Opposition parties push for more answers
Last fall, the province took 2,995 hectares of land across 15 sites out of the Greenbelt and replaced them with about 3,804 hectares elsewhere.
Ford has previously said he expects construction of the 50,000 homes expected to be built on those lands to start by no later than 2025 and for "significant progress" on approvals to be made by the end of this year.
The premier did not immediately have information on how long the newly announced review is expected to take, but the last one took two years.
One of the 15 original sites slated for development, located in Ajax, Ont., will be put back into the Greenbelt after the property was listed for sale by its owner, according to the government. Ford said last week that the intent to sell the land was never disclosed during negotiations with the province.
WATCH | Opposition reaction to Ford's Greenbelt review:
In response to Ford's news conference, NDP Leader Marit Stiles again repeated her call for the legislature to be recalled from its summer break so that the land removed in the swaps can be returned to the Greenbelt.
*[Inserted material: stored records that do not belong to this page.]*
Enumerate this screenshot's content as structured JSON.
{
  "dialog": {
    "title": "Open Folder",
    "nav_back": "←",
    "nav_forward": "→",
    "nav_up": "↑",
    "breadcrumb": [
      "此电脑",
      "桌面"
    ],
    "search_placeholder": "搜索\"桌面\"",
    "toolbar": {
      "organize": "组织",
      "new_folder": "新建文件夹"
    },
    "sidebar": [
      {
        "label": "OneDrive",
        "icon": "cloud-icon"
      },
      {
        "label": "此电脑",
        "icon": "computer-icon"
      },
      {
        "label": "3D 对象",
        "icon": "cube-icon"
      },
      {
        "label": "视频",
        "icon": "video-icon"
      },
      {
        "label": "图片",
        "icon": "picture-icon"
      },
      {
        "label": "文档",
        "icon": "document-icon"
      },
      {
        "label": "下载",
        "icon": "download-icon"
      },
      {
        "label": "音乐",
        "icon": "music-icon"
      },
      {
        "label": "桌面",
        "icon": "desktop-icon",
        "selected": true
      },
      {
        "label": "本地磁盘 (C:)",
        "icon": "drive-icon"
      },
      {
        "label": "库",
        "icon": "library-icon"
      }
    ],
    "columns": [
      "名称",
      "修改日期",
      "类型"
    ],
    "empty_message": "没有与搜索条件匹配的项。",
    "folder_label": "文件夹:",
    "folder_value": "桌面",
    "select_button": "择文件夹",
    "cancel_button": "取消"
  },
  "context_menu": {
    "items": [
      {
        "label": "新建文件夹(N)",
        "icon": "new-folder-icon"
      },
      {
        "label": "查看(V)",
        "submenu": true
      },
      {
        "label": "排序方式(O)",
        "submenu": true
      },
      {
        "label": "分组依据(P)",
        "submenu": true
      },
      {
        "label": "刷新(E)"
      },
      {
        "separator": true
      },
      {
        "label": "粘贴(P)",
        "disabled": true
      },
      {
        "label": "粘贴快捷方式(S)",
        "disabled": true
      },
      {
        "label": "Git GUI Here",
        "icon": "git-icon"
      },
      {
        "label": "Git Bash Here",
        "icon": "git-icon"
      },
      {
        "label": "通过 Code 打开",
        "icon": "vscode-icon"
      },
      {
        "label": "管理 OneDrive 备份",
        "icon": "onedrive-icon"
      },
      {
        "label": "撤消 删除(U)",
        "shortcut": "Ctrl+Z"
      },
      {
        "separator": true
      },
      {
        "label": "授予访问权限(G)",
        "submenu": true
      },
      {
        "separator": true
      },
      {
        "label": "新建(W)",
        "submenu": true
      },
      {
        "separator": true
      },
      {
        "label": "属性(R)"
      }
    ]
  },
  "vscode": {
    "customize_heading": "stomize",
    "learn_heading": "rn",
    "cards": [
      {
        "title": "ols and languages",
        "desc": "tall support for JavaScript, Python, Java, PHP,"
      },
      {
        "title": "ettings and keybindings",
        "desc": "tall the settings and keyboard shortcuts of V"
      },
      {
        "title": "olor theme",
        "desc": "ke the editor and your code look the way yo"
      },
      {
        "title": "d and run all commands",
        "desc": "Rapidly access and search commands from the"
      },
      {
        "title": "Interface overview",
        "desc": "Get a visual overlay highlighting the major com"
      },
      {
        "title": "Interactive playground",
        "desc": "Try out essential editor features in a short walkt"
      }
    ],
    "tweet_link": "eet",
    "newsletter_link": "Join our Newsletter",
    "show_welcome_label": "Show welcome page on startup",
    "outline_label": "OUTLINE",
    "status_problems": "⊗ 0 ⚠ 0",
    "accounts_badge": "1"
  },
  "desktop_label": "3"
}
She called the review process a "sham.
"It a colossal waste of time and money," she told reporters. "The premier needs to immediately reverse course."
Meanwhile, interim Liberal Leader John Fraser called the land and application review "irrelevant" and said Clark's resignation "was only the first step" in the government rectifying the situation.
"The next steps are for the premier to open the books and to return the lands. By opening the books, I mean we need to see the emails, the calls, the meeting notes, the texts" that resulted in the land swaps, Fraser added.
Green Party Leader Mike Schreiner said he, too, worries the review will lead to more development on the Greenbelt.
"I believe the premier today declared open season on the Greenbelt," he said.
"He clearly doesn't understand how important it is to protect the farmland that feeds us. Especially at a time when people are struggling to pay grocery bills, we need to protect our local food supply chains."